Skuzzy, about the SSE2 optimizations in the Catalyst drivers: In the CPU benchmarks I've seen (previous to the Athlon 64) where benchmarks with both ATI and nVidia cards are present the Athlon XP typically did better with ATI cards than nVidia cards. I'm sure there's some significant SSE2 optimizations there, because the Athlon 64 reviews using ATI 9800 Pros (Aces Hardware, Anandtech) showed a much bigger gain versus Athlon XP than than those reviews using 5900 Ultras (Tom's Hardware), but it looks like ATIs non-SSE2 Athlon XP codepath was not bad at all either.
Realistically though, I'm wondering just how heavily a video driver can be SSE2 optimized. (I wish I knew exactly what operations the video drivers are doing, but I'd assume it's primarily memory read and write operations.) In the cases where SSE2 isn't used, the Athlon can dispatch 3 load/store ops plus 3 integer/fp ops (6 total) per clock versus the P4s 2 load/store and 2 int/fp (4 total).
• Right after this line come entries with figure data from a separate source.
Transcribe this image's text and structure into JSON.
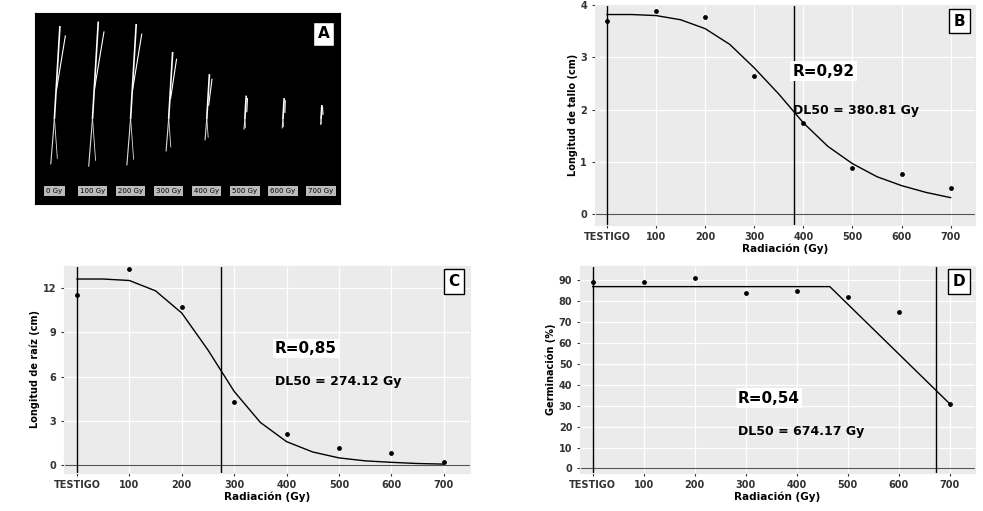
{
  "chart_data": [
    {
      "panel_label": "A",
      "type": "image",
      "labels": [
        "0 Gy",
        "100 Gy",
        "200 Gy",
        "300 Gy",
        "400 Gy",
        "500 Gy",
        "600 Gy",
        "700 Gy"
      ]
    },
    {
      "panel_label": "B",
      "type": "scatter",
      "x": [
        0,
        100,
        200,
        300,
        400,
        500,
        600,
        700
      ],
      "values": [
        3.7,
        3.88,
        3.78,
        2.65,
        1.75,
        0.88,
        0.78,
        0.5
      ],
      "fit": {
        "x": [
          0,
          50,
          100,
          150,
          200,
          250,
          300,
          350,
          400,
          450,
          500,
          550,
          600,
          650,
          700
        ],
        "values": [
          3.82,
          3.82,
          3.8,
          3.72,
          3.55,
          3.25,
          2.8,
          2.3,
          1.75,
          1.3,
          0.97,
          0.72,
          0.55,
          0.42,
          0.32
        ]
      },
      "vlines": [
        0,
        380.81
      ],
      "annotations": [
        "R=0,92",
        "DL50 = 380.81 Gy"
      ],
      "x_label": "Radiación (Gy)",
      "y_label": "Longitud de tallo (cm)",
      "xlim": [
        -25,
        750
      ],
      "xticks": [
        {
          "value": 0,
          "label": "TESTIGO"
        },
        100,
        200,
        300,
        400,
        500,
        600,
        700
      ],
      "ylim": [
        -0.2,
        4
      ],
      "yticks": [
        0,
        1,
        2,
        3,
        4
      ],
      "grid": true,
      "color": "#000000"
    },
    {
      "panel_label": "C",
      "type": "scatter",
      "x": [
        0,
        100,
        200,
        300,
        400,
        500,
        600,
        700
      ],
      "values": [
        11.5,
        13.3,
        10.7,
        4.3,
        2.1,
        1.2,
        0.8,
        0.2
      ],
      "fit": {
        "x": [
          0,
          50,
          100,
          150,
          200,
          250,
          300,
          350,
          400,
          450,
          500,
          550,
          600,
          650,
          700
        ],
        "values": [
          12.6,
          12.6,
          12.5,
          11.8,
          10.3,
          7.8,
          5.0,
          2.9,
          1.6,
          0.9,
          0.5,
          0.3,
          0.2,
          0.12,
          0.08
        ]
      },
      "vlines": [
        0,
        274.12
      ],
      "annotations": [
        "R=0,85",
        "DL50 = 274.12 Gy"
      ],
      "x_label": "Radiación (Gy)",
      "y_label": "Longitud de raíz (cm)",
      "xlim": [
        -25,
        750
      ],
      "xticks": [
        {
          "value": 0,
          "label": "TESTIGO"
        },
        100,
        200,
        300,
        400,
        500,
        600,
        700
      ],
      "ylim": [
        -0.5,
        13.5
      ],
      "yticks": [
        0,
        3,
        6,
        9,
        12
      ],
      "grid": true,
      "color": "#000000"
    },
    {
      "panel_label": "D",
      "type": "scatter",
      "x": [
        0,
        100,
        200,
        300,
        400,
        500,
        600,
        700
      ],
      "values": [
        89,
        89,
        91,
        84,
        85,
        82,
        75,
        31
      ],
      "fit": {
        "x": [
          0,
          465,
          700
        ],
        "values": [
          87,
          87,
          31
        ]
      },
      "vlines": [
        0,
        674.17
      ],
      "annotations": [
        "R=0,54",
        "DL50 = 674.17 Gy"
      ],
      "x_label": "Radiación (Gy)",
      "y_label": "Germinación (%)",
      "xlim": [
        -25,
        750
      ],
      "xticks": [
        {
          "value": 0,
          "label": "TESTIGO"
        },
        100,
        200,
        300,
        400,
        500,
        600,
        700
      ],
      "ylim": [
        -2,
        97
      ],
      "yticks": [
        0,
        10,
        20,
        30,
        40,
        50,
        60,
        70,
        80,
        90
      ],
      "grid": true,
      "color": "#000000"
    }
  ]
}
If the P4 wasn't using SSE 2 instructions it would seem to be at a significant disadvantage to the Athlon on a per clock basis.
Regardless, adding SSE2 support (and actually adding 8 more SSE2 registers when in 64 bit mode) to the Athlon 64 was definately the right thing for AMD to do. They were considering their own new SIMD instruction set for the Athlon 64. SSE2 support gives the Athlon 64 an immediate performance boost in heavily P4 optimized applications. I think from a gaming standpoint the on-die memory controller, which greatly reduces memory latencies, is probably just as important though.